The problem is many people can’t wait that long. Either illness, unemployment or any litany of reasons causes most people to begin payments at 62.
This is where a fixed annuity can help.
Pre-retirees can take a portion of their savings ahead of retirement and place it into a fixed annuity. This removes a portion of their savings from market risk, earning a guaranteed return for the crediting years. Rather than take Social Security at 62 or 65, they can then annuitize the fixed annuity and start receiving monthly income payments. Then they can delay Social Security until their overall payment is larger.
It turns out this is a wonderful strategy to increase long-term income. According to investment manager BlackRock and the Bipartisan Policy Center, adding a fixed annuity can significantly boost retirement income over the long haul.
Running over 100,000 different simulations, the pair found that by adding a fixed annuity, the spending floor can increase income by as much as 33%. For example, the average retirement saver in America is a 35-year-old with an annual income of $44,000, a 5% savings rate, a 50/50 split of stocks/income, and a current retirement account balance of $19,000. By delaying Social Security and adding a fixed income, insurance-backed annuity, this worker would add more than 29% spending power versus someone taking Social Security at 65 and not buying the annuity. 1
This chart from the duo’s “Paving the Way to Optimized Retirement Income” report highlights the increase in spending floor and minimization of downside risk to income.

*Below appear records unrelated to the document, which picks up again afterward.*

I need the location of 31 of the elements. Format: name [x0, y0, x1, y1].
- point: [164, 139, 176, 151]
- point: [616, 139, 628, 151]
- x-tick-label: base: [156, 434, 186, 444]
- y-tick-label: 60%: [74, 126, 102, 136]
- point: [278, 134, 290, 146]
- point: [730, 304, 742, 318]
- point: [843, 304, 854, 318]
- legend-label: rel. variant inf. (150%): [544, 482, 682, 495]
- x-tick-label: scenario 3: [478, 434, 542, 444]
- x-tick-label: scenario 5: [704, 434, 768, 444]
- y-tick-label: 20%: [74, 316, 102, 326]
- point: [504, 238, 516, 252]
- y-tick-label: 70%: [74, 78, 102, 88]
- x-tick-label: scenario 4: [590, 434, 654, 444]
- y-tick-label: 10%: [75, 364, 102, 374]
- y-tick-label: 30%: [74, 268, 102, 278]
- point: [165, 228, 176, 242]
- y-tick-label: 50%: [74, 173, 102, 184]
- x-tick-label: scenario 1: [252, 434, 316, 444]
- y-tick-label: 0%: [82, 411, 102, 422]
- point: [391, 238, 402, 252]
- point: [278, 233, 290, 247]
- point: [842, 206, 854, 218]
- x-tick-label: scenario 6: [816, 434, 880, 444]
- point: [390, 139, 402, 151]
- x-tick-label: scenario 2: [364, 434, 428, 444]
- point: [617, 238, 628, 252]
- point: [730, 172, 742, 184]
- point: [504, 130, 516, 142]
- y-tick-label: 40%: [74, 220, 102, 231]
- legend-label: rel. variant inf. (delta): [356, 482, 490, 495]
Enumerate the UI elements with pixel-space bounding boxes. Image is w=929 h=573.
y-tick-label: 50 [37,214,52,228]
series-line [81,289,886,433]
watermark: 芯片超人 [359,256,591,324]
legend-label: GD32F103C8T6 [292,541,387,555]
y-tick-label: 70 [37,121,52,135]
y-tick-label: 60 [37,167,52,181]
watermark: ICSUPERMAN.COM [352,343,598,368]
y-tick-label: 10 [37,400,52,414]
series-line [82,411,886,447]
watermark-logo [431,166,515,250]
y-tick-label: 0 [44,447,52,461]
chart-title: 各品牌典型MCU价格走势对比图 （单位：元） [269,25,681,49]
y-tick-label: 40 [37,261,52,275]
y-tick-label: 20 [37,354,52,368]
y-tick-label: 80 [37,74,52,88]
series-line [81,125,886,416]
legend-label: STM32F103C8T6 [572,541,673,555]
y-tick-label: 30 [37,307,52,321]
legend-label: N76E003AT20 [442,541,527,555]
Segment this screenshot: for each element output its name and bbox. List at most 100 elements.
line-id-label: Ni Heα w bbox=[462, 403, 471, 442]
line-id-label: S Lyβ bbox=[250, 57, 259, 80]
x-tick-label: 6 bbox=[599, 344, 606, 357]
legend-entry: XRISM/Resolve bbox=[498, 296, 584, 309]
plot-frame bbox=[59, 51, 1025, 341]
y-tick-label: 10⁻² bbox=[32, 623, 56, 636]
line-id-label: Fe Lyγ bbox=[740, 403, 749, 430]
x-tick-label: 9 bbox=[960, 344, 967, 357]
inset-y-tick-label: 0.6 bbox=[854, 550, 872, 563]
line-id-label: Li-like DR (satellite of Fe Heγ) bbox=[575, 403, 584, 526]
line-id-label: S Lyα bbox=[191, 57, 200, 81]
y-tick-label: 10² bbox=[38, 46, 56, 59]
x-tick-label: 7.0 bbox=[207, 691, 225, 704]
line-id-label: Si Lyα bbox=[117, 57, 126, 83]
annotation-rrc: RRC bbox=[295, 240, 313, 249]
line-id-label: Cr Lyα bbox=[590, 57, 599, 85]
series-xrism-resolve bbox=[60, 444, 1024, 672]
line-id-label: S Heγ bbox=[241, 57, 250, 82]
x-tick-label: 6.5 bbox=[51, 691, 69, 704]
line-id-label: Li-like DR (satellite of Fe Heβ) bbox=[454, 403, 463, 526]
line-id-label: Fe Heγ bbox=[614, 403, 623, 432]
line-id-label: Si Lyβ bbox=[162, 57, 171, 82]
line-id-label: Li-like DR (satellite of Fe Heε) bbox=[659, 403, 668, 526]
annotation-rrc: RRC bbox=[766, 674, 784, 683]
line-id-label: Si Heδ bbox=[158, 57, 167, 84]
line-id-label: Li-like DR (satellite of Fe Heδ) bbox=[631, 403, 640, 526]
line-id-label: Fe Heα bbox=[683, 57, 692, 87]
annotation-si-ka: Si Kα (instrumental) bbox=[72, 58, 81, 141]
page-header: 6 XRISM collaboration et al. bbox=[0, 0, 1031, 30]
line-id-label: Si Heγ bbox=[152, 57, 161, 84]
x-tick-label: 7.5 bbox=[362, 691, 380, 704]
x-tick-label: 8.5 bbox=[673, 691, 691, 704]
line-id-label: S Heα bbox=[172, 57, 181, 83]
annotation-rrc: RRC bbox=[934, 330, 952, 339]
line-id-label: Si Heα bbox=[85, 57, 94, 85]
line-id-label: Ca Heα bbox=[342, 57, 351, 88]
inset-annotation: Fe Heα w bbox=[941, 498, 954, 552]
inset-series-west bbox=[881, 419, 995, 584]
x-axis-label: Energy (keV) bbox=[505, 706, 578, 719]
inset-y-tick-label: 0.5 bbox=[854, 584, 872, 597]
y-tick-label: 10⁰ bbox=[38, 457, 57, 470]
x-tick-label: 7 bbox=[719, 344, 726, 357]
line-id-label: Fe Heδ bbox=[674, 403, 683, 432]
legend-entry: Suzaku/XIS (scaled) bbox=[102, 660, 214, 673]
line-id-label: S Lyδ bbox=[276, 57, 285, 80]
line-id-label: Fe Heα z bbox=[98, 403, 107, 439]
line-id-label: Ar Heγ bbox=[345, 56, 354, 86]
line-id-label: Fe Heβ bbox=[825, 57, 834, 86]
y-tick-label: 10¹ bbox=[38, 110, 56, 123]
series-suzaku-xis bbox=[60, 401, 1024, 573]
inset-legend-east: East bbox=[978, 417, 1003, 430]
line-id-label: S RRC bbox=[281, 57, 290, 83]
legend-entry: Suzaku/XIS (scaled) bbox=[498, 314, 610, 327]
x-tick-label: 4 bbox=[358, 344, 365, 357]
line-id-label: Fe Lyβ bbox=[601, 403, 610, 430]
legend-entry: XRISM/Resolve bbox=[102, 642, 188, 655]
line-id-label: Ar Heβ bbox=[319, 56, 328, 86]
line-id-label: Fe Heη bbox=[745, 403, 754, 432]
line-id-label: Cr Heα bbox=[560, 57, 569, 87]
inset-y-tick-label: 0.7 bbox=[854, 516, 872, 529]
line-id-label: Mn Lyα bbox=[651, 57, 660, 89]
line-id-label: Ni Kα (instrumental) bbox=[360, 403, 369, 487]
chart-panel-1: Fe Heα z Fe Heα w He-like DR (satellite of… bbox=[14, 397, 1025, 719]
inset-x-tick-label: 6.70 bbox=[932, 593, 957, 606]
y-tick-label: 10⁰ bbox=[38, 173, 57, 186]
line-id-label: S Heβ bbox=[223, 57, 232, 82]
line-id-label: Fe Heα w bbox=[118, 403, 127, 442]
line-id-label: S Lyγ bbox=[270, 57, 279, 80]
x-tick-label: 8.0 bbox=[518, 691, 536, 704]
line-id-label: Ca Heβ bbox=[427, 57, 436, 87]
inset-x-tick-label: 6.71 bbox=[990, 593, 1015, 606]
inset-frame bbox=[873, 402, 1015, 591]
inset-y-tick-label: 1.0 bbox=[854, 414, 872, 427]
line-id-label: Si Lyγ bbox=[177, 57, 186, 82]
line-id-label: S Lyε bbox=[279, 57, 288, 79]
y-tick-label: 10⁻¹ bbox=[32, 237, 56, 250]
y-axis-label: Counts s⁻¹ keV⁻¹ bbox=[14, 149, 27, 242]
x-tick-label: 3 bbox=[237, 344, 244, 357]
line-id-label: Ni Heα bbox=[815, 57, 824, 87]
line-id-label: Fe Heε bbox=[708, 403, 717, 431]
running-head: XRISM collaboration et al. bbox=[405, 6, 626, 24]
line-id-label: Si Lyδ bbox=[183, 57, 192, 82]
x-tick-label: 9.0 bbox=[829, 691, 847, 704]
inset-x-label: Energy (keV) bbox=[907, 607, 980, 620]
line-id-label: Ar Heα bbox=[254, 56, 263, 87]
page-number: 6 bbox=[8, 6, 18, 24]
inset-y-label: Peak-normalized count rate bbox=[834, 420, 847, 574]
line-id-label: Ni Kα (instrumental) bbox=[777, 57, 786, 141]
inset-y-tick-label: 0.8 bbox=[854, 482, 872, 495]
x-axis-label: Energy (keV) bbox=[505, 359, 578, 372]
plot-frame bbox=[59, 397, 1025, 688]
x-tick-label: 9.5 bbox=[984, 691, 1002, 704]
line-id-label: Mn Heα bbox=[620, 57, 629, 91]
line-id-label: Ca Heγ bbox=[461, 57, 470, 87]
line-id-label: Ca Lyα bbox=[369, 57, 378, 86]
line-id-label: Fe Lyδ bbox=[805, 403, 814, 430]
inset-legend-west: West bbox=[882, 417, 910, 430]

By avoiding market risk and locking-in income, investors are able to have more. In the scenario above, that’s about 33% more downside risk reduction.
Source: Bipartisan Policy Center
Using the Strategy
As you can see, a fixed annuity can serve a variety of investors in a variety of phases of retirement planning. Younger investors can use a fixed annuity to reduce bond/stock volatility to then allow for larger Social Security payments later in life. Those in preretirement can use it as a near-term bridge to delay payments as well. Meanwhile, those in retirement can use it to delay Social Security by reducing risk, and then annuitize payments. Ultimately, Social Security can provide a huge income floor for those in retirement. Making sure savers optimize that floor is a paramount issue. By using a fixed annuity, they can do just that.
For savers and advisors, the key points to remember come down to costs and fees, as well as crediting rates. All annuities have surrender charges for ending the contract early, as well as annual fees. Keeping these as low as possible helps keep more of an investor’s money in their pockets. Second, the highest interest rate may not be the best deal for a portfolio depending on the strength of the issuer or potential lifetime income options. While the days of smarmy sales people, extremely high fees, and other traps still exist, many top insurance companies offer low-cost and easy-to-understand annuity products.
It pays to shop around and investigate before hitting the purchase button.
Fixed Deferred Annuity Providers
These issuers were selected based on their issuer rating, which ranges from A to A++. The lowest minimum investment required ranges from $5,000 to $25,000.
|Insurer||AM Best Rating||Lowest Minimum Investment|
|New York Life||A++||$5000|
The Bottom Line
Getting Social Security right is a tough nut to crack, with many potential pitfalls. Delaying is the best strategy for most investors. A fixed annuity can provide a bridge needed to optimize Social Security withdrawals in retirement. By using one, investors can lock-in more lifetime income and create an income floor to boost outcomes.